かつて安倍は、「アジア諸国への植民地支配と侵略への反省とおわび」を政府の公式見解として盛り込んだ95年「村山談話」について、「そのまま継承しているわけではない」(13年4月23日参議院予算委員会での答弁)と発言して国内外から激しく非難され、その後「(村山談話を)全体として引き継ぐ」と修正を余儀なくされた。だが今年、戦後70年の節目に新談話を出すことで「結果として(過去の談話は)骨抜きになる」(昨年10月、自民党総裁特別補佐・萩生田光一の発言)ことを狙っているのだ。
この安倍の動きに対し、米国務省は同日ただちに記者会見を行い、「村山談話、河野談話が示した謝罪は、日本と近隣諸国との関係改善に重要な一章を刻んだ」と述べ、政府見解の修正を狙う安倍をけん制した。中国、韓国政府も安倍の動向を「鋭意注視する」とコメントしており、「新談話が関係国との新たな火種になりつつある」(日経新聞1・7付)という状況だ。日帝の戦争・改憲に向けた策動は、ただちに日米間の矛盾・対立の激化と日帝の国際的孤立化をもたらす。何よりそれは日本とアジア、そして全世界の労働者階級人民の怒りと闘いをいっそう燃え上がらせる。
●「存立事態」口実に武力行使
危機と孤立を深める安倍は、それゆえますます凶暴に戦争・改憲へと突き進んでいる。
第3次安倍内閣では、18閣僚中17人を第2次内閣から留任する中で、防衛相兼安保法制担当相だけを交代させ、元陸上自衛官で小泉政権時代の防衛庁長官だった中谷元を抜擢(ばってき)した。中谷は7・1閣議決定をめぐる公明党との協議や、特定秘密保護法の与野党協議で中心的役割を果たした人物だ。
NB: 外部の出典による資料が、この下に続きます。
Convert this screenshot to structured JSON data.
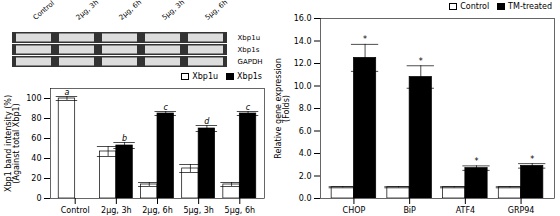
{
  "chart_data": [
    {
      "type": "gel",
      "categories": [
        "Control",
        "2μg, 3h",
        "2μg, 6h",
        "5μg, 3h",
        "5μg, 6h"
      ],
      "annotations": [
        "Xbp1u",
        "Xbp1s",
        "GAPDH"
      ]
    },
    {
      "type": "bar",
      "categories": [
        "Control",
        "2μg, 3h",
        "2μg, 6h",
        "5μg, 3h",
        "5μg, 6h"
      ],
      "series": [
        {
          "name": "Xbp1u",
          "color": "#FFFFFF",
          "values": [
            100,
            47,
            14,
            30,
            14
          ],
          "errors": [
            2,
            5,
            2,
            4,
            2
          ],
          "sig_labels": [
            "a",
            null,
            null,
            null,
            null
          ]
        },
        {
          "name": "Xbp1s",
          "color": "#000000",
          "values": [
            0,
            53,
            85,
            70,
            85
          ],
          "errors": [
            0,
            3,
            2,
            3,
            2
          ],
          "sig_labels": [
            null,
            "b",
            "c",
            "d",
            "c"
          ]
        }
      ],
      "ylim": [
        0,
        110
      ],
      "yticks": [
        0,
        20,
        40,
        60,
        80,
        100
      ],
      "ylabel": "Xbp1 band intensity (%)\n(Against total Xbp1)",
      "legend": "upper right"
    },
    {
      "type": "bar",
      "categories": [
        "CHOP",
        "BiP",
        "ATF4",
        "GRP94"
      ],
      "series": [
        {
          "name": "Control",
          "color": "#FFFFFF",
          "values": [
            1.0,
            1.0,
            1.0,
            1.0
          ],
          "errors": [
            0.05,
            0.05,
            0.05,
            0.05
          ]
        },
        {
          "name": "TM-treated",
          "color": "#000000",
          "values": [
            12.5,
            10.8,
            2.7,
            2.9
          ],
          "errors": [
            1.2,
            1.0,
            0.2,
            0.2
          ],
          "sig_labels": [
            "*",
            "*",
            "*",
            "*"
          ]
        }
      ],
      "ylim": [
        0,
        16.0
      ],
      "yticks": [
        {
          "value": 0,
          "label": "0.0"
        },
        {
          "value": 2,
          "label": "2.0"
        },
        {
          "value": 4,
          "label": "4.0"
        },
        {
          "value": 6,
          "label": "6.0"
        },
        {
          "value": 8,
          "label": "8.0"
        },
        {
          "value": 10,
          "label": "10.0"
        },
        {
          "value": 12,
          "label": "12.0"
        },
        {
          "value": 14,
          "label": "14.0"
        },
        {
          "value": 16,
          "label": "16.0"
        }
      ],
      "ylabel": "Relative gene expression\n(Folds)",
      "legend": "upper right"
    }
  ]
}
このむき出しの戦争内閣のもと、政府は6日に開かれた自民党との非公式協議の場で、4月統一地方選後に国会提出をめざす安保関連法案の骨子を提示した。その最大の特徴は、武力攻撃事態法や自衛隊法に「存立事態」なる新概念を導入することにある。すなわち、昨年の7・1閣議決定で「国の存立が脅かされ、国民の生命、自由および幸福追求の権利が根底から覆される明白な危険がある場合」に集団的自衛権を行使できるとしたことを踏まえ、こうした事態を「存立事態」と定義する。そして首相が「存立事態」と判断すれば、命令ひとつで自衛隊が地理的制約もなく地球上どこでも出動でき、無制限の武力行使が可能となるというのだ。
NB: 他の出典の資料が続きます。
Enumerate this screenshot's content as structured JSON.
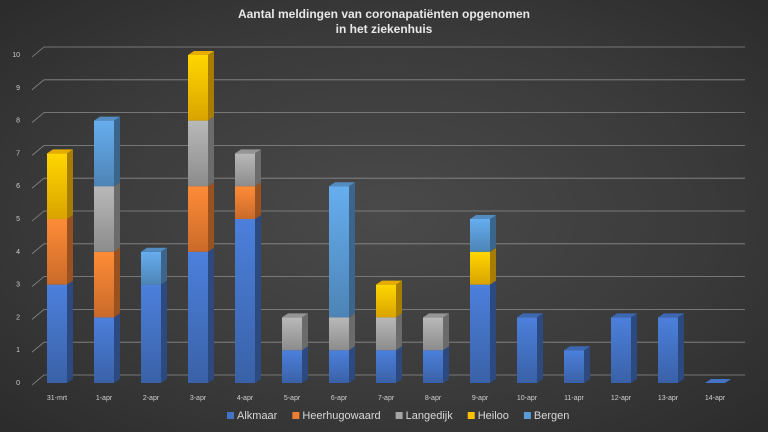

さらに、自衛隊の海外派兵を常時可能にする恒久法の制定も検討するとしている。
これらの戦争法案と並んで、政府・防衛省は、武器輸出促進のための新たな援助制度の創設へ検討を開始した。防衛関連企業への資金援助だけでなく、武器購入に必要な資金を他国に低利融資し、また政府自ら武器を買い取って無償で他国に贈与するなどの制度が検討されている。まさに安倍の戦争・改憲攻撃は、兵器産業を柱とする戦争経済への全面転換と一体で進められているのだ。
15年安保国会決戦の爆発と一体で、国鉄決戦と公務員決戦に勝ち抜き、戦争・改憲攻撃を粉砕する階級的拠点建設を全産別でかちとろう。